Merkels Steuerversprechen ruinieren den Mittelstand

„Das Führungspersonal der CDU outet sich immer mehr als Truppe steuer- und wirtschaftspolitischer Autisten“, so der Bundesvorsitzende der Arbeitsgemeinschaft Selbständige in der SPD, Jörg Schintze.

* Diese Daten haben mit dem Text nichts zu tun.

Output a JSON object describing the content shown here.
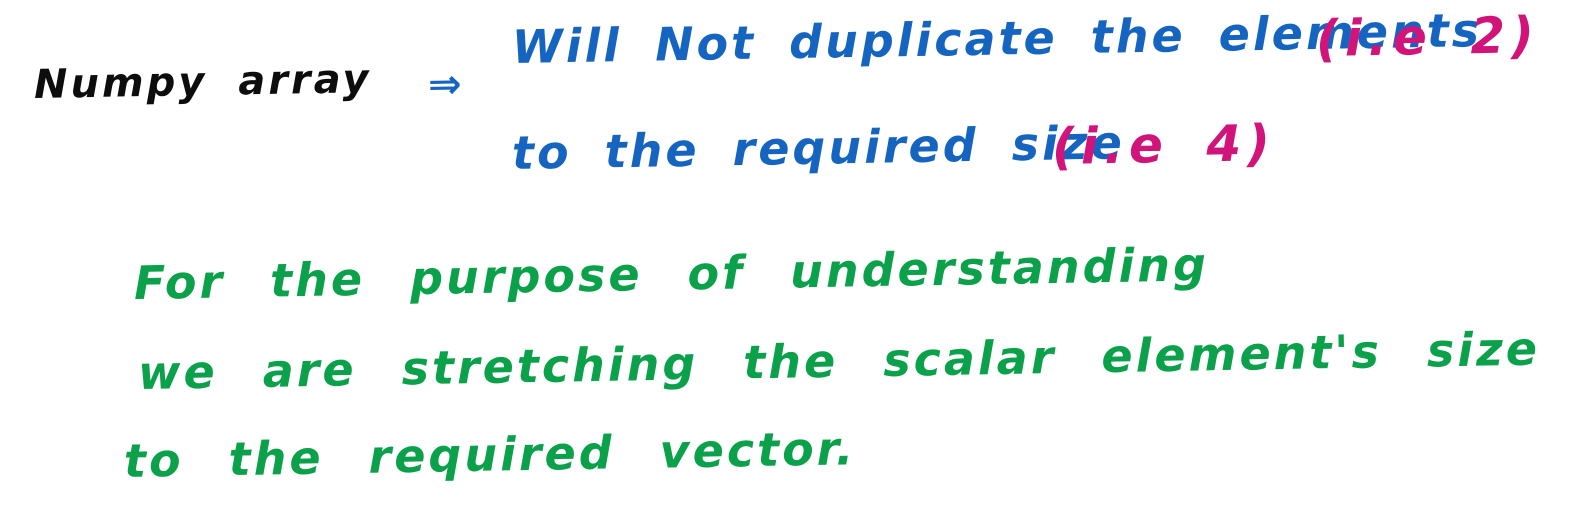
{
  "colors": {
    "black": "#0d0d0d",
    "blue": "#1565c0",
    "magenta": "#d1147a",
    "green": "#0aa14a",
    "background": "#ffffff"
  },
  "note": {
    "label": "Numpy array",
    "arrow": "⇒",
    "line1": "Will Not duplicate the elements",
    "line1_note": "(i.e 2)",
    "line2": "to the required size",
    "line2_note": "(i.e 4)",
    "green_line1": "For the purpose of understanding",
    "green_line2": "we are stretching the scalar element's size",
    "green_line3": "to the required vector."
  }
}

Die Versprechungen von Frau Merkel, den Eingangssteuer- und den Spitzensteuersatz zu senken, ist ein steuerpolitisches Feigenblatt und soll doch von dem wahren Ziel der Union ablenken. Diese will letztendlich die öffentlichen Haushalte und Sozialsysteme über eine massive Mehrwertsteuererhöhung sanieren. Die Union will die Bürger täuschen, wenn sie jetzt den Eindruck erweckt, die Erhöhung der Mehrwertsteuer würde durch eine Senkung der Einkommenssteuer kompensiert. Dies lässt sich anhand einer Überprüfung christdemokratischer Positionen beweisen.

Die CDU verspricht eine Senkung der Lohnnebenkosten durch einen Umbau der Sozialsysteme auf steuerfinanzierte Elemente.

Der soziale Ausgleich im Rahmen der Einführung der so genannten Kopfpauschale soll ebenfalls über Steuereinnahmen finanziert werden.

Während des Wahlkampfes in NRW haben sich führende Politiker für eine Abschaffung der Gewerbesteuer und der kommunalen Bagatellsteuern bei gleichzeitiger Erhöhung des kommunalen Anteils an der Umsatzsteuer ausgesprochen.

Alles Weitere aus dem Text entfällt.